Сердце верит (и сердцу нужно верить) вопреки разуму и его истинам (знаменитая
декларация Достоевского: Если истина не со Христом, то я останусь со Христом, а
не с истиной.) Разум и его “низкие истины” внушают нам, что это “глупо”. Все
разоблачения “предрассудков” и “верований”, вся атеистическая пропаганда
обыкновенно проводится с позиция “разума” и “истины” (или же — науки и факта).
Успешность этой работы, легкость, с которой эти “предрассудки” рушатся, говорит
о том, какая слабость образовалась в “чисто сердечном” сентиментальном
фидеизме, в таком “вопреки уму” восприятии священного.
Ум, разум, рассудок, рациональное
(не слишком различая эти вещи) мы склонны видеть в противопоставлении ко всему
чудесному, тонкому, волшебному, невыразимому, — к жизни, в конце концов, не
схватываемой разумом.
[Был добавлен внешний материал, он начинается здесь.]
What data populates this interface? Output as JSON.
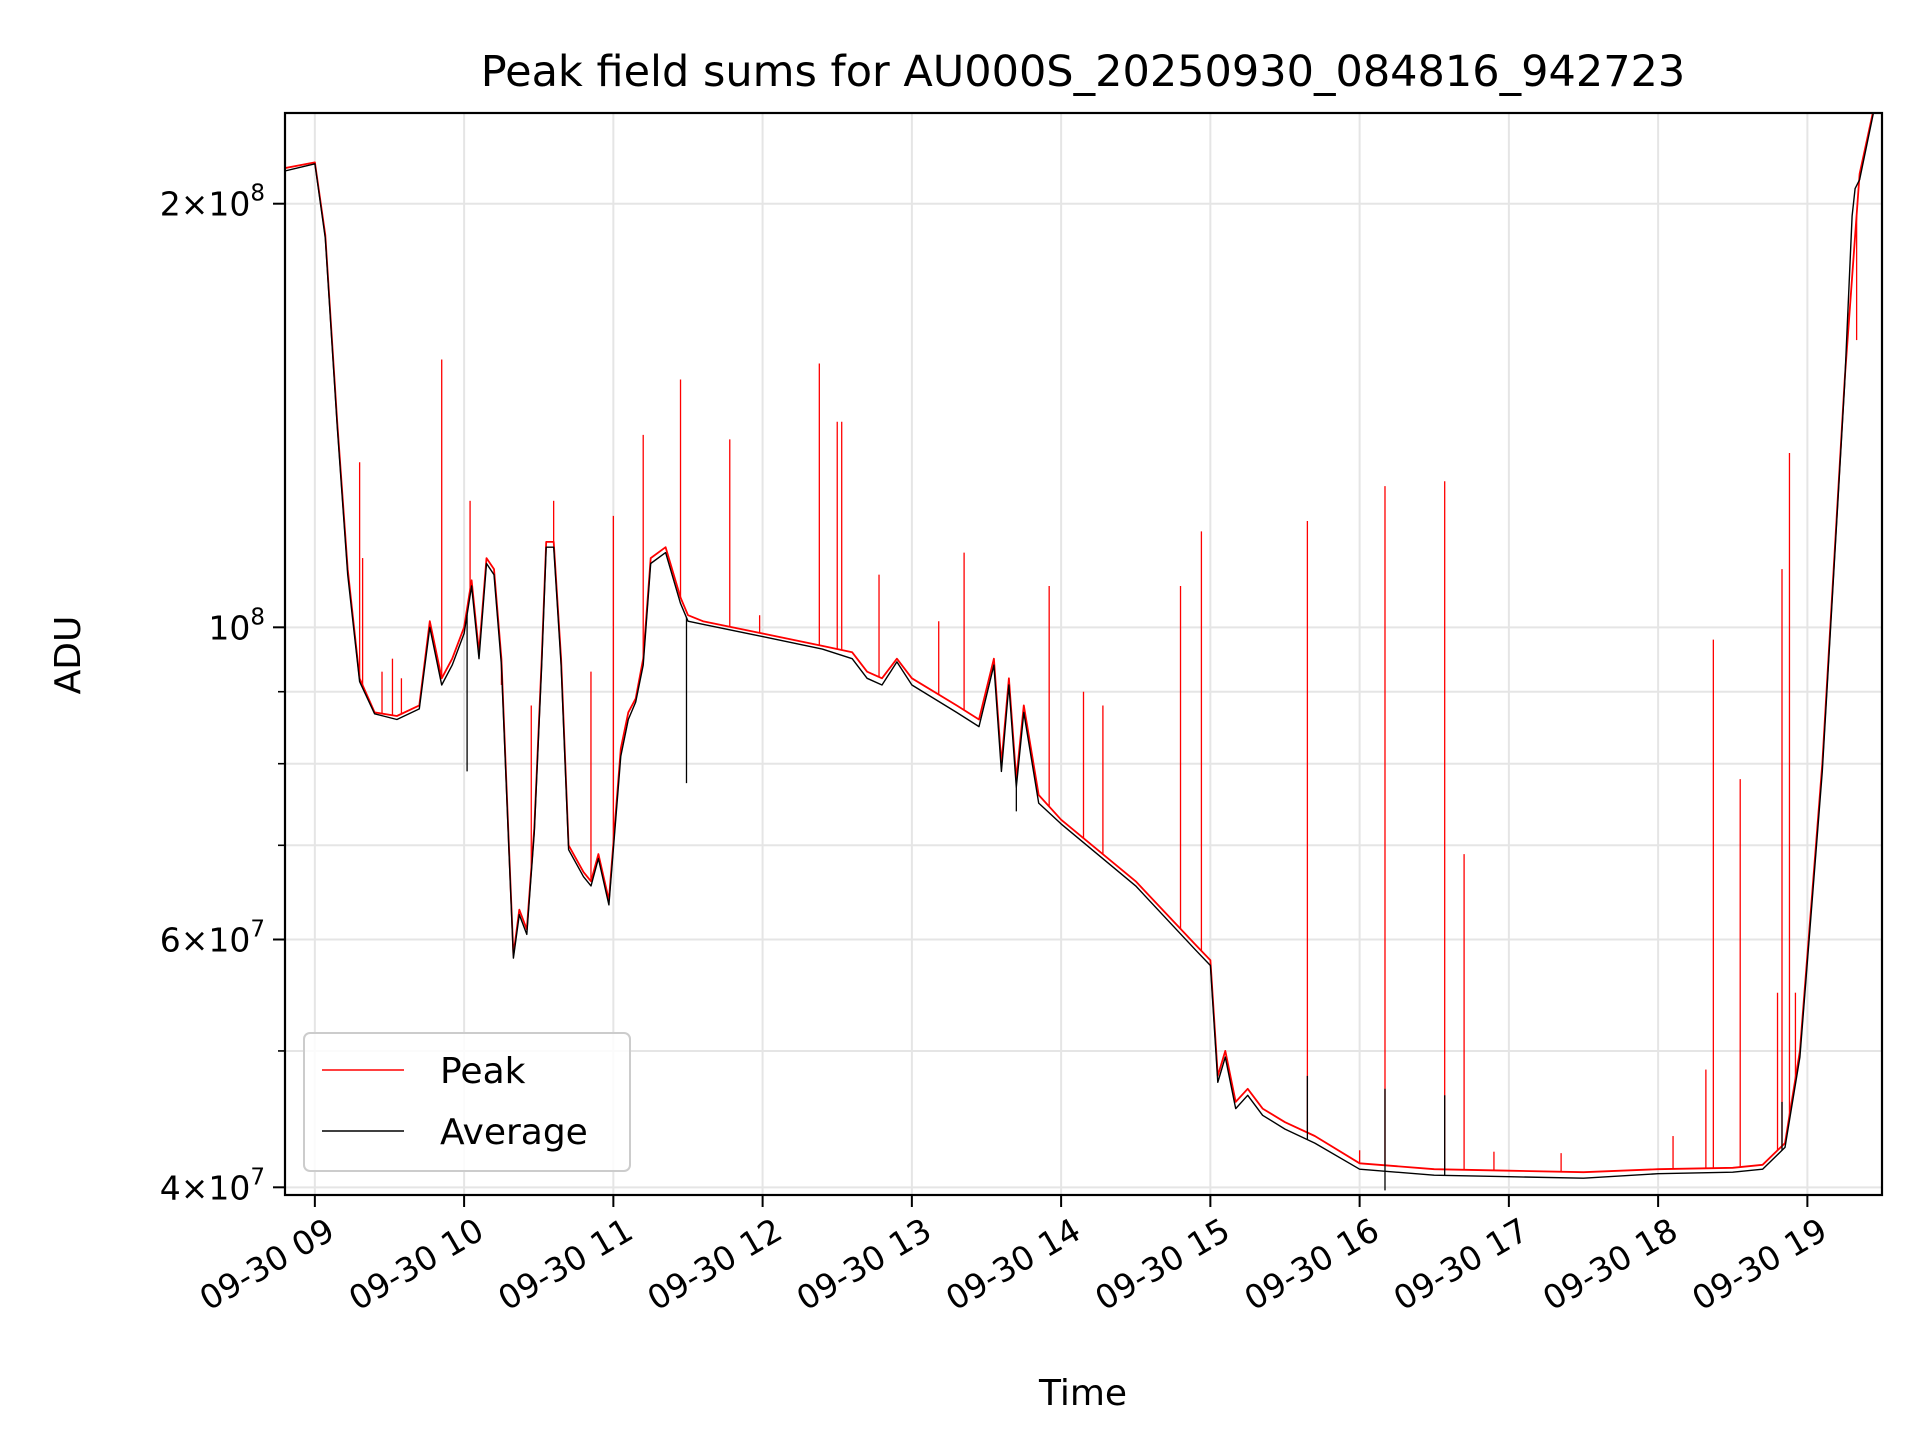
{
  "chart_data": {
    "type": "line",
    "title": "Peak field sums for AU000S_20250930_084816_942723",
    "xlabel": "Time",
    "ylabel": "ADU",
    "x_axis": {
      "unit": "hours (2025-09-30)",
      "range": [
        8.8,
        19.5
      ],
      "ticks": [
        {
          "value": 9,
          "label": "09-30 09"
        },
        {
          "value": 10,
          "label": "09-30 10"
        },
        {
          "value": 11,
          "label": "09-30 11"
        },
        {
          "value": 12,
          "label": "09-30 12"
        },
        {
          "value": 13,
          "label": "09-30 13"
        },
        {
          "value": 14,
          "label": "09-30 14"
        },
        {
          "value": 15,
          "label": "09-30 15"
        },
        {
          "value": 16,
          "label": "09-30 16"
        },
        {
          "value": 17,
          "label": "09-30 17"
        },
        {
          "value": 18,
          "label": "09-30 18"
        },
        {
          "value": 19,
          "label": "09-30 19"
        }
      ]
    },
    "y_axis": {
      "scale": "log",
      "range": [
        39500000,
        232000000
      ],
      "major_ticks": [
        {
          "value": 40000000,
          "mantissa": "4",
          "exponent": "7"
        },
        {
          "value": 60000000,
          "mantissa": "6",
          "exponent": "7"
        },
        {
          "value": 100000000,
          "mantissa": "",
          "exponent": "8"
        },
        {
          "value": 200000000,
          "mantissa": "2",
          "exponent": "8"
        }
      ],
      "minor_ticks": [
        50000000,
        70000000,
        80000000,
        90000000
      ]
    },
    "grid": true,
    "legend_position": "lower-left",
    "series": [
      {
        "name": "Peak",
        "color": "#ff0000",
        "baseline": [
          [
            8.8,
            212000000
          ],
          [
            9.0,
            214000000
          ],
          [
            9.07,
            190000000
          ],
          [
            9.15,
            140000000
          ],
          [
            9.22,
            110000000
          ],
          [
            9.3,
            92000000
          ],
          [
            9.4,
            87000000
          ],
          [
            9.55,
            86500000
          ],
          [
            9.7,
            88000000
          ],
          [
            9.77,
            101000000
          ],
          [
            9.85,
            92000000
          ],
          [
            9.92,
            95000000
          ],
          [
            10.0,
            100000000
          ],
          [
            10.05,
            108000000
          ],
          [
            10.1,
            96000000
          ],
          [
            10.15,
            112000000
          ],
          [
            10.2,
            110000000
          ],
          [
            10.25,
            95000000
          ],
          [
            10.3,
            70000000
          ],
          [
            10.33,
            58500000
          ],
          [
            10.37,
            63000000
          ],
          [
            10.42,
            61000000
          ],
          [
            10.47,
            72000000
          ],
          [
            10.52,
            95000000
          ],
          [
            10.55,
            115000000
          ],
          [
            10.6,
            115000000
          ],
          [
            10.65,
            95000000
          ],
          [
            10.7,
            70000000
          ],
          [
            10.8,
            67000000
          ],
          [
            10.85,
            66000000
          ],
          [
            10.9,
            69000000
          ],
          [
            10.97,
            64000000
          ],
          [
            11.05,
            82000000
          ],
          [
            11.1,
            87000000
          ],
          [
            11.15,
            89000000
          ],
          [
            11.2,
            95000000
          ],
          [
            11.25,
            112000000
          ],
          [
            11.35,
            114000000
          ],
          [
            11.45,
            105000000
          ],
          [
            11.5,
            102000000
          ],
          [
            11.6,
            101000000
          ],
          [
            12.0,
            99000000
          ],
          [
            12.4,
            97000000
          ],
          [
            12.6,
            96000000
          ],
          [
            12.7,
            93000000
          ],
          [
            12.8,
            92000000
          ],
          [
            12.9,
            95000000
          ],
          [
            13.0,
            92000000
          ],
          [
            13.3,
            88000000
          ],
          [
            13.45,
            86000000
          ],
          [
            13.55,
            95000000
          ],
          [
            13.6,
            80000000
          ],
          [
            13.65,
            92000000
          ],
          [
            13.7,
            78000000
          ],
          [
            13.75,
            88000000
          ],
          [
            13.85,
            76000000
          ],
          [
            14.0,
            73000000
          ],
          [
            14.5,
            66000000
          ],
          [
            14.9,
            59500000
          ],
          [
            15.0,
            58000000
          ],
          [
            15.05,
            48000000
          ],
          [
            15.1,
            50000000
          ],
          [
            15.17,
            46000000
          ],
          [
            15.25,
            47000000
          ],
          [
            15.35,
            45500000
          ],
          [
            15.5,
            44500000
          ],
          [
            15.7,
            43500000
          ],
          [
            16.0,
            41600000
          ],
          [
            16.5,
            41200000
          ],
          [
            17.0,
            41100000
          ],
          [
            17.5,
            41000000
          ],
          [
            18.0,
            41200000
          ],
          [
            18.5,
            41300000
          ],
          [
            18.7,
            41500000
          ],
          [
            18.85,
            43000000
          ],
          [
            18.95,
            50000000
          ],
          [
            19.1,
            80000000
          ],
          [
            19.25,
            150000000
          ],
          [
            19.35,
            210000000
          ],
          [
            19.45,
            235000000
          ]
        ],
        "spikes": [
          [
            9.3,
            131000000
          ],
          [
            9.32,
            112000000
          ],
          [
            9.45,
            93000000
          ],
          [
            9.52,
            95000000
          ],
          [
            9.58,
            92000000
          ],
          [
            9.85,
            155000000
          ],
          [
            10.04,
            123000000
          ],
          [
            10.25,
            91000000
          ],
          [
            10.45,
            88000000
          ],
          [
            10.6,
            123000000
          ],
          [
            10.85,
            93000000
          ],
          [
            11.0,
            120000000
          ],
          [
            11.2,
            137000000
          ],
          [
            11.45,
            150000000
          ],
          [
            11.78,
            136000000
          ],
          [
            11.98,
            102000000
          ],
          [
            12.38,
            154000000
          ],
          [
            12.5,
            140000000
          ],
          [
            12.53,
            140000000
          ],
          [
            12.78,
            109000000
          ],
          [
            13.18,
            101000000
          ],
          [
            13.35,
            113000000
          ],
          [
            13.92,
            107000000
          ],
          [
            14.15,
            90000000
          ],
          [
            14.28,
            88000000
          ],
          [
            14.8,
            107000000
          ],
          [
            14.94,
            117000000
          ],
          [
            15.65,
            119000000
          ],
          [
            16.0,
            42500000
          ],
          [
            16.17,
            126000000
          ],
          [
            16.57,
            127000000
          ],
          [
            16.7,
            69000000
          ],
          [
            16.9,
            42400000
          ],
          [
            17.35,
            42300000
          ],
          [
            18.1,
            43500000
          ],
          [
            18.32,
            48500000
          ],
          [
            18.37,
            98000000
          ],
          [
            18.55,
            78000000
          ],
          [
            18.8,
            55000000
          ],
          [
            18.83,
            110000000
          ],
          [
            18.88,
            133000000
          ],
          [
            18.92,
            55000000
          ],
          [
            19.33,
            160000000
          ]
        ]
      },
      {
        "name": "Average",
        "color": "#000000",
        "baseline": [
          [
            8.8,
            211000000
          ],
          [
            9.0,
            213500000
          ],
          [
            9.07,
            189000000
          ],
          [
            9.15,
            139000000
          ],
          [
            9.22,
            109000000
          ],
          [
            9.3,
            91500000
          ],
          [
            9.4,
            86800000
          ],
          [
            9.55,
            86000000
          ],
          [
            9.7,
            87500000
          ],
          [
            9.77,
            100000000
          ],
          [
            9.85,
            91000000
          ],
          [
            9.92,
            94000000
          ],
          [
            10.0,
            99000000
          ],
          [
            10.05,
            107000000
          ],
          [
            10.1,
            95000000
          ],
          [
            10.15,
            111000000
          ],
          [
            10.2,
            109000000
          ],
          [
            10.25,
            94000000
          ],
          [
            10.3,
            69500000
          ],
          [
            10.33,
            58200000
          ],
          [
            10.37,
            62500000
          ],
          [
            10.42,
            60500000
          ],
          [
            10.47,
            71500000
          ],
          [
            10.52,
            94000000
          ],
          [
            10.55,
            114000000
          ],
          [
            10.6,
            114000000
          ],
          [
            10.65,
            94000000
          ],
          [
            10.7,
            69500000
          ],
          [
            10.8,
            66500000
          ],
          [
            10.85,
            65500000
          ],
          [
            10.9,
            68500000
          ],
          [
            10.97,
            63500000
          ],
          [
            11.05,
            81000000
          ],
          [
            11.1,
            86000000
          ],
          [
            11.15,
            88500000
          ],
          [
            11.2,
            94000000
          ],
          [
            11.25,
            111000000
          ],
          [
            11.35,
            113000000
          ],
          [
            11.45,
            104000000
          ],
          [
            11.5,
            101000000
          ],
          [
            11.6,
            100500000
          ],
          [
            12.0,
            98500000
          ],
          [
            12.4,
            96500000
          ],
          [
            12.6,
            95000000
          ],
          [
            12.7,
            92000000
          ],
          [
            12.8,
            91000000
          ],
          [
            12.9,
            94500000
          ],
          [
            13.0,
            91000000
          ],
          [
            13.3,
            87000000
          ],
          [
            13.45,
            85000000
          ],
          [
            13.55,
            94000000
          ],
          [
            13.6,
            79000000
          ],
          [
            13.65,
            91000000
          ],
          [
            13.7,
            77000000
          ],
          [
            13.75,
            87000000
          ],
          [
            13.85,
            75000000
          ],
          [
            14.0,
            72500000
          ],
          [
            14.5,
            65500000
          ],
          [
            14.9,
            59000000
          ],
          [
            15.0,
            57500000
          ],
          [
            15.05,
            47500000
          ],
          [
            15.1,
            49500000
          ],
          [
            15.17,
            45500000
          ],
          [
            15.25,
            46500000
          ],
          [
            15.35,
            45000000
          ],
          [
            15.5,
            44000000
          ],
          [
            15.7,
            43000000
          ],
          [
            16.0,
            41200000
          ],
          [
            16.5,
            40800000
          ],
          [
            17.0,
            40700000
          ],
          [
            17.5,
            40600000
          ],
          [
            18.0,
            40900000
          ],
          [
            18.5,
            41000000
          ],
          [
            18.7,
            41200000
          ],
          [
            18.85,
            42700000
          ],
          [
            18.95,
            49500000
          ],
          [
            19.1,
            79000000
          ],
          [
            19.25,
            149000000
          ],
          [
            19.3,
            196000000
          ],
          [
            19.32,
            205000000
          ],
          [
            19.35,
            208000000
          ],
          [
            19.45,
            234000000
          ]
        ],
        "spikes": [
          [
            15.65,
            48000000
          ],
          [
            16.17,
            47000000
          ],
          [
            16.57,
            46500000
          ],
          [
            16.17,
            39800000
          ],
          [
            18.83,
            46000000
          ],
          [
            13.7,
            74000000
          ],
          [
            10.02,
            79000000
          ],
          [
            11.49,
            77500000
          ]
        ]
      }
    ]
  }
}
Разумихин Достоевского, одним словом. Вся культурная
история с эпохи Просвещения поработала на такое переживание разума4 — и противоположного ему чувства (или же:
сердца, интуиции, веры, природы, мистики, вдохновения и других не поверяемых
алгеброй вещей). От всего этого разум — евклидов разум — оказался не просто
отсечен, но поставлен во враждебные к нему отношения. Если его не переставали
считать “здравым” (“здравый смысл”), то этой здравости — в лучшие минуты —
предпочитали “высокую болезнь”, “творческое безумие”, “жизненный порыв”, и его
“низким истинам” “нас возвышающий обман”.